Hooghly Engineering and Technology College
- Motto: Developing Human Resources
- Established: 2004
- Principal: Prof. (Dr.) B. P. Pattanaik
- Faculty: 70 (approx.)
- Administrative staff: 60 (approx.)
- Students: 1200 (approx.)(changes in every year)
- Location: Hooghly, West Bengal, India
- Website: www.hetc.ac.in

= Hooghly Engineering and Technology College =

College in West Bengal

Hooghly Engineering and Technology College (HETC) is a self financed engineering college run by the Hooghly Engineering & Technology College Society, engaged in the promotion of technical education amongst students and the dissemination of scientific knowledge in society. The institute is affiliated with Maulana Abul Kalam Azad University of Technology (formally known as WBUT). It is recognised by the Government of West Bengal and its courses are approved by the All India Council for Technical Education (AICTE).

==Academics==
Hooghly Engineering and Technology College offers undergraduate programs in engineering disciplines. The college offers B.Tech in Computer Science and Engineering, Electronics and Communication Engineering, Electrical Engineering, Civil Engineering, and Mechanical Engineering.

===Admission===
Admission to the B.Tech courses is on the basis of the position secured by the candidate in the West Bengal Joint Entrance Examination And Joint Entrance Examination – Main.

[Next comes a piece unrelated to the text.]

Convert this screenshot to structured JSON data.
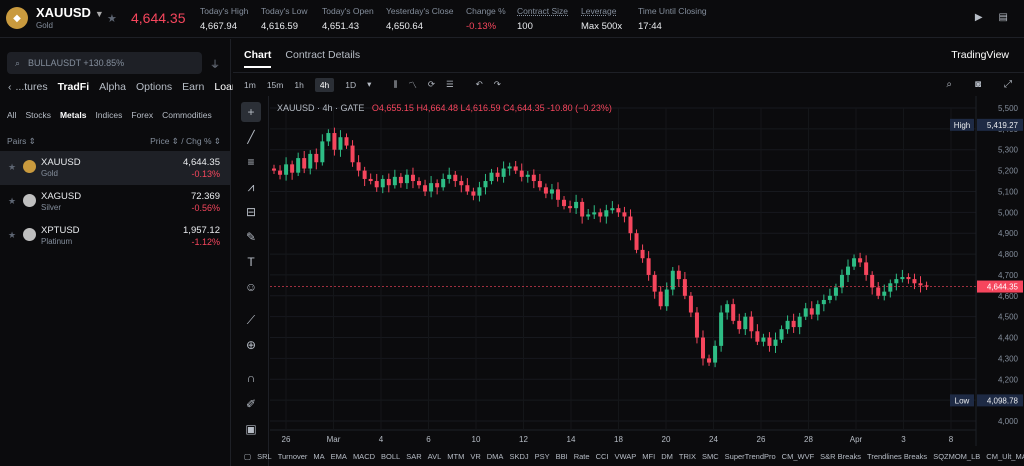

In all courses, 90% of students of approved intake capacity are admitted on the basis of merit position secured by the candidate in West Bengal Joint Entrance Examination. The 10% balance of students are admitted from Joint Entrance Examination – Main as per the norms stipulated by the UGC and the West Bengal.

Diploma holders in any engineering and technical discipline can enter for a degree course in the second year at HETC, through the admission test JELET conducted by Central Selection Committee (CSC).

Among these, some (1 or 2) seats are also available for Reserved Category, Tuition Fee Waiver (TFW) and PwD candidates.

==Campus==
HETC is in Hooghly of Hooghly District in West Bengal, India. It is 1.9 km from the Hooghly railway station and approximately 800 m from Hooghly Ghat railway station. One half of the campus is connected through Wi-Fi. The college consists of an academic and administrative building, a library and a vast area of open land.

===Hostel===
There is a hostel for female students inside of the college campus while the hostel for male students is external.

==Training and placement==
The training and placement cell arranges vacational training and placement for students at organizations like Indian Air Force, L&T, VECC, Air India, Doordarshan, BSNL, DRDO, WBPDCL, WBSEDCL, Eastern Railways (India), NTPC, DVC, CLW, Simplex, Bridge & Roof, KMDA, Shapoorji Pallonji Group, Gannon Dunkerley & Company, TCS, mPockket., West Bengal State Electricity Transmission Company (WBSETCL), Maulana Abul Kalam Azad University of Technology, Tatia Topi Engineering Works, West Bengal State Council of School Education and IBM.